What is Project Egeria?
Egeria is a moon-shot type of project to create a set of
open APIs, types
and interchange protocols to allow all metadata repositories
to share and exchange metadata. From this common base, it adds governance,
discovery and access frameworks to automate the collection, management and
use of metadata across an enterprise. The result is an enterprise catalog of
data resources that are transparently assessed, governed and used in order to
deliver maximum value to the enterprise.
Delivering this capability as open source is a critical part of the project
since multiple vendors must buy into this ecosystem.
They are not going to do this if one organization dominates the technology base.
Thus the open metadata and governance technology must be freely available with
an open source governance model that allows a community of organizations and
practitioners to develop and evolve the base and then use it in their offerings
Figure 1 summarizes the objectives of the new open metadata and
governance function for Egeria:
Automation, Business Value and Connectivity.
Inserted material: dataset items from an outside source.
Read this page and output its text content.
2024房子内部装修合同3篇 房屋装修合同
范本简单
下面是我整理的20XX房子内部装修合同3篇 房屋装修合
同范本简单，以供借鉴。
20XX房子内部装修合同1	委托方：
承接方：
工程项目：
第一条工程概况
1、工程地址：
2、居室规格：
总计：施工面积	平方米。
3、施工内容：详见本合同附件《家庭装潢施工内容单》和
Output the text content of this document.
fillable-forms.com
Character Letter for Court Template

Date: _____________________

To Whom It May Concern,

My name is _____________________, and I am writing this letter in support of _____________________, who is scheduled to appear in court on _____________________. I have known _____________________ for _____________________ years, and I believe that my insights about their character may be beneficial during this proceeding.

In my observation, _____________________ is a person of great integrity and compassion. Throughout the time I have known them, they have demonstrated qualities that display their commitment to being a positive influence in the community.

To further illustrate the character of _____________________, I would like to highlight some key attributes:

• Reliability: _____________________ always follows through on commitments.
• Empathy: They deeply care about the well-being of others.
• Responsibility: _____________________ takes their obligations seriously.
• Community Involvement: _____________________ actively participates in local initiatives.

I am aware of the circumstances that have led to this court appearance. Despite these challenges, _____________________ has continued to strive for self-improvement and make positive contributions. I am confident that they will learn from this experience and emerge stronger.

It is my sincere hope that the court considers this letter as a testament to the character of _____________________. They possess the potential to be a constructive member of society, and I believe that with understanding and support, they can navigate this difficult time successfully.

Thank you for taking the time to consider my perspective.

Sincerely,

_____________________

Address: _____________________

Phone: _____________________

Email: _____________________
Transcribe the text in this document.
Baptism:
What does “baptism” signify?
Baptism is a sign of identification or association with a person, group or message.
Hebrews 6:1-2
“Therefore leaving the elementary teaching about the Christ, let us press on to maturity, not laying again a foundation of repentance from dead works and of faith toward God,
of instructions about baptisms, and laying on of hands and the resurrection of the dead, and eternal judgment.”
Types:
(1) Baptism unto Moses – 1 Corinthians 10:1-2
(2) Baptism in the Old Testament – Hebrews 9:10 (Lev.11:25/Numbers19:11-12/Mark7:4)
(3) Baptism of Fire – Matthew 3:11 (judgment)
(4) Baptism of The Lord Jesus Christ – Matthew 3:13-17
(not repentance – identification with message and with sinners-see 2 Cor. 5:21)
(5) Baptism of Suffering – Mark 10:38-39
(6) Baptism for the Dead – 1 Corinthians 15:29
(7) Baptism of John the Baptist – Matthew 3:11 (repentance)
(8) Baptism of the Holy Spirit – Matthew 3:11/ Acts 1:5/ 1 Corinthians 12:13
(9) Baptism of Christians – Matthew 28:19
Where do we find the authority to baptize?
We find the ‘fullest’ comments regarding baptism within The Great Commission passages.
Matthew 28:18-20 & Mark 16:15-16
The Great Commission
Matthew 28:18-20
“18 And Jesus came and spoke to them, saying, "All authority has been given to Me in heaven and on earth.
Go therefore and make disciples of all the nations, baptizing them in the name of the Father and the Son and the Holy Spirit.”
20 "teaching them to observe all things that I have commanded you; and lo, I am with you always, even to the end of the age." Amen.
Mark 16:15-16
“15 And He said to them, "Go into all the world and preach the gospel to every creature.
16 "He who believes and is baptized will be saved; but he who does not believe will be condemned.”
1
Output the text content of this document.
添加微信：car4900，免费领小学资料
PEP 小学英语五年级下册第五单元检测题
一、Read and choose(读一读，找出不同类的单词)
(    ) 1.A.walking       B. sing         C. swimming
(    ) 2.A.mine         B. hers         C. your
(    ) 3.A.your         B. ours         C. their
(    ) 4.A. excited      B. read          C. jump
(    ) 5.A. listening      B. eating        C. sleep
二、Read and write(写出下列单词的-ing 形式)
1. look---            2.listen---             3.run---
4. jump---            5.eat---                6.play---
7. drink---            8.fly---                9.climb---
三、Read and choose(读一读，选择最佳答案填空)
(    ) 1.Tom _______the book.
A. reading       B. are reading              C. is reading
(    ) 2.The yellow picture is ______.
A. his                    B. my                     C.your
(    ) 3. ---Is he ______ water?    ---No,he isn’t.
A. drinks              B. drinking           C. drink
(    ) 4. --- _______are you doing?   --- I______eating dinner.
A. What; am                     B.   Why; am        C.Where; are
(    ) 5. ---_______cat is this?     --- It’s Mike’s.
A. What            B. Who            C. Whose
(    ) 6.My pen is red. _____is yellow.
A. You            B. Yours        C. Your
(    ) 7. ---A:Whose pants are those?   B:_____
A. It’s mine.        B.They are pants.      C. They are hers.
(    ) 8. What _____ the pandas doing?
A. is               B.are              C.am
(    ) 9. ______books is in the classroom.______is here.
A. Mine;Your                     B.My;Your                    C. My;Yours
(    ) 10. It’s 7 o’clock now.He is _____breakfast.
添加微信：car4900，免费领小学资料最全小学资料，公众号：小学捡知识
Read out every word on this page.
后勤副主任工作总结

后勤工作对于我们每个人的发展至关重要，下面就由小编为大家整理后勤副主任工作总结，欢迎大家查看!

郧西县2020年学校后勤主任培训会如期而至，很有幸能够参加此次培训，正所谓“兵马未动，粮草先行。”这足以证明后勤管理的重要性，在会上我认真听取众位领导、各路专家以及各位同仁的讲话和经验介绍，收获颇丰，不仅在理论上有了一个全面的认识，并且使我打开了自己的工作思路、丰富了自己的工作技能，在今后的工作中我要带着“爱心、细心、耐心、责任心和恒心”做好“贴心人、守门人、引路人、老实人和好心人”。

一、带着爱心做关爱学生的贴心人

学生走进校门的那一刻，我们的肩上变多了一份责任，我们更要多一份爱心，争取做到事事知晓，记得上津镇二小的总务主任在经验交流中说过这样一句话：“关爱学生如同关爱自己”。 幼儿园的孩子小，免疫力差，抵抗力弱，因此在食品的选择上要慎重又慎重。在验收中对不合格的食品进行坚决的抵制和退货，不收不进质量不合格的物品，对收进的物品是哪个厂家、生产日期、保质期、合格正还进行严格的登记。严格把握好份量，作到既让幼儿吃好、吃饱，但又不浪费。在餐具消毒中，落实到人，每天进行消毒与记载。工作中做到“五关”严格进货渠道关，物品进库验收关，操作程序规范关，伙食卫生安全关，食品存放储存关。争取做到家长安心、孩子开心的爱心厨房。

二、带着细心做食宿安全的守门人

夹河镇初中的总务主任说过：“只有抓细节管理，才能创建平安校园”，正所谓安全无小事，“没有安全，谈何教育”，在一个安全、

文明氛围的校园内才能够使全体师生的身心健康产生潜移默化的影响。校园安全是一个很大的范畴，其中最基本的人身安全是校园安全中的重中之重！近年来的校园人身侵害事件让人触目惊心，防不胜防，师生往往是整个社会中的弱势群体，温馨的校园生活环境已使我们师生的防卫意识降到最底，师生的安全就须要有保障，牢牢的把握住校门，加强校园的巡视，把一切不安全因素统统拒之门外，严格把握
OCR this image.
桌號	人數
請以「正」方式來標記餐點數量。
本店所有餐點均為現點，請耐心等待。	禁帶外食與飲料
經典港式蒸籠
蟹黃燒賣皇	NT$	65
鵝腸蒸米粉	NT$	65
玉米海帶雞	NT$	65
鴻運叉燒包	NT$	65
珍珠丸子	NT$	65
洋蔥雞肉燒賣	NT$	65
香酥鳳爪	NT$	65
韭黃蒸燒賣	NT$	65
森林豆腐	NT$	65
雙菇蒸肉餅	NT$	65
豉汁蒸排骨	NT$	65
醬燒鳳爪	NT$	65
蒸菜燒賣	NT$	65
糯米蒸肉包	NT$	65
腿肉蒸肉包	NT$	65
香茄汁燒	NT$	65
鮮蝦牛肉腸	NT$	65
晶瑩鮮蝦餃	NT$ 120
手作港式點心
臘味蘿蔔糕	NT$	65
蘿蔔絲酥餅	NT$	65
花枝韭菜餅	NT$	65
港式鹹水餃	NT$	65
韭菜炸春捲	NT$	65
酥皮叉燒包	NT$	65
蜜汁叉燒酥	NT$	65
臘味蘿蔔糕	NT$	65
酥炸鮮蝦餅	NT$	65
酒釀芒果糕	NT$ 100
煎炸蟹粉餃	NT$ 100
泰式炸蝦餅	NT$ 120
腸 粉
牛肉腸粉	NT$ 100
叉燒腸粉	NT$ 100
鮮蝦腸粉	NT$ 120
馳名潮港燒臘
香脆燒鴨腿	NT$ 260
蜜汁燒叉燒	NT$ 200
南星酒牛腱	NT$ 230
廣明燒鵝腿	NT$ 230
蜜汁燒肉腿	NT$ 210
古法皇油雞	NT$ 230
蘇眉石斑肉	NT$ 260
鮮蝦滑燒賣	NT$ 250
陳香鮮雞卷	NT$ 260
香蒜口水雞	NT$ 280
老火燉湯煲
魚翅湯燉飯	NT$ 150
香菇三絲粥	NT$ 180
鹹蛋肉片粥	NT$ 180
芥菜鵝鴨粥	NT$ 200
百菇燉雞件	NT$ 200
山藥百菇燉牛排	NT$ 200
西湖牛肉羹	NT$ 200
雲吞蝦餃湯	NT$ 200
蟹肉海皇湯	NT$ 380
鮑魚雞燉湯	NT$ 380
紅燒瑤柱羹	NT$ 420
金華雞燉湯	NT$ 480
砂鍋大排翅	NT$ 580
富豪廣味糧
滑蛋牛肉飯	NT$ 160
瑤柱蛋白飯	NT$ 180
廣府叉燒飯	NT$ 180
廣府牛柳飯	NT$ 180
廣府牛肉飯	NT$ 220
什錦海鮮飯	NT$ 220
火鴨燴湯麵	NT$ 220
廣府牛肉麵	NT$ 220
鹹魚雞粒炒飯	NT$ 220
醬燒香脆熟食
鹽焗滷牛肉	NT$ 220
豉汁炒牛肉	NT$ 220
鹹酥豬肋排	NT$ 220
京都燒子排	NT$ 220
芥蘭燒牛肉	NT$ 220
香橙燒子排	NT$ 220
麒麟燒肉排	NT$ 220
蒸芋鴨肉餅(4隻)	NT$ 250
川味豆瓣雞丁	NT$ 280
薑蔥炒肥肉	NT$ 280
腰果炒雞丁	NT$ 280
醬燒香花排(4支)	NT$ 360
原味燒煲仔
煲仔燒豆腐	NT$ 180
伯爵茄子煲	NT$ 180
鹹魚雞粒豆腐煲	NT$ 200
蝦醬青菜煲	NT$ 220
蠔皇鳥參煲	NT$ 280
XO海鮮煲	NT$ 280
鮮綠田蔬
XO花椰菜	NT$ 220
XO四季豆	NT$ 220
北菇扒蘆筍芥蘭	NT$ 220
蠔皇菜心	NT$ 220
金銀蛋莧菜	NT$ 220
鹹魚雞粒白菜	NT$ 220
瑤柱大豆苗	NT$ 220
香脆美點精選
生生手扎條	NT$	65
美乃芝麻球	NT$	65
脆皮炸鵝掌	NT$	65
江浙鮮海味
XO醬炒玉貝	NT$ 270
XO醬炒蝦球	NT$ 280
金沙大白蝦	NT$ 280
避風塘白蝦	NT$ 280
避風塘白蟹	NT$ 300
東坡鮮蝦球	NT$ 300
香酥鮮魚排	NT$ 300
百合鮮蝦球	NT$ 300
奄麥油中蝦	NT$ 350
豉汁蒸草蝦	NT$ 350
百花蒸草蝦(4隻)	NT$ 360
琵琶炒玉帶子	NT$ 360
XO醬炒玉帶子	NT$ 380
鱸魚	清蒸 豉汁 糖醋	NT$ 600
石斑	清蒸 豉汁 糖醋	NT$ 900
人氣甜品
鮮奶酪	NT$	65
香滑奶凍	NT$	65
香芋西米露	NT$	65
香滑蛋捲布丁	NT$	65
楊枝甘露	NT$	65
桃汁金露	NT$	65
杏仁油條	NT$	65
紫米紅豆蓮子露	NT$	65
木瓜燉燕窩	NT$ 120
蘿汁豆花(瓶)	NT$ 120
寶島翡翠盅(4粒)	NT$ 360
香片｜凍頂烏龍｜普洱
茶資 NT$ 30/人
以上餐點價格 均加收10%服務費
Figure 1: The ABC of open metadata and governance
Open metadata and governance provides an API for components that capture
metadata from data platforms as data sources are created and changed.
This metadata is stored in the metadata repository and results in notifications
to alert governance and discovery services about the new/changed data source.
It provides frameworks and servers to host bespoke components that automate the
capture of detailed metadata and the actions necessary to govern data and its
related assets. This includes:
- A discovery server that manages discovery services for analyzing and
capturing metadata about new data sources.
- A stewardship server that manages stewardship services for resolving
issues detected during the governance and use of data.
Open metadata and governance provides specialized access services and user interfaces
for key data roles such as CDO, Data Scientist, Developer, DevOps Operator,
Asset Owner, and for Applications. This enables metadata to directly support the work
of people in the organization.
The access services can also be used by tools from different vendors to deliver
business value with open metadata.
Finally, connectivity enables a peer-to-peer Metadata Highway offering
open metadata exchange, linking and federation between
heterogeneous metadata repositories.
The open metadata and governance project is divided into the following pieces:
- Common types for open metadata - these types are built from the Egeria type system and define the types stored in the graph database as well as payloads for notifications and APIs.
- Open Metadata Repository Services (OMRS) - Open metadata repository APIs and notifications to enable metadata repositories to exchange metadata in a peer-to-peer metadata repository cohort. This capability is located in each metadata repository and collectively they enable what is referred to as the “metadata highway”.
- Open Metadata Access Services (OMAS) - Consumer-centric APIs and notifications for specific classes of tools and applications. The OMAS services call the OMRS to access metadata from any open metadata repository.
- New frameworks:
- Open Connector Framework (OCF) - provides factories for connectors with access APIs for data resources and metadata together. The OMRS is also built as a set of metadata repository connectors and the OMAS services use the OCF to connect to the appropriate OMRS connector.
- Open Discovery Framework (ODF) - provides management for automated processes and analytics to analyze the content of data resources and update the metadata about them.
- Governance Action Framework (GAF) - provides audit logging and governance enforcement services for implementing enforcement points in data engines, security managers such as Apache Ranger, and APIs. It also adds stewardship services for analyzing audit logs and resolving issues identified in exceptions raised by the enforcement services.
- Open Metadata Graph Repository - A set of stores linked together with a graph database. These stores provide linkage between business, technical and operational metadata along with logs for auditing, operational lineage, metering and exception management.
- Open Lineage Services - Services for collecting and querying lineage information across multiple heterogeneous metadata repositories.
At this current time, there is a huge investment into Egeria
to add the open metadata and governance features plus also work on
adoption of this technology across the data industry.
With these frameworks and APIs in place,
the Egeria function is divided into different packages to allow technology partners
to connect into the open metadata and governance ecosystem.
The integration options are described as five patterns
(native, caller, adapter, plug-in, special).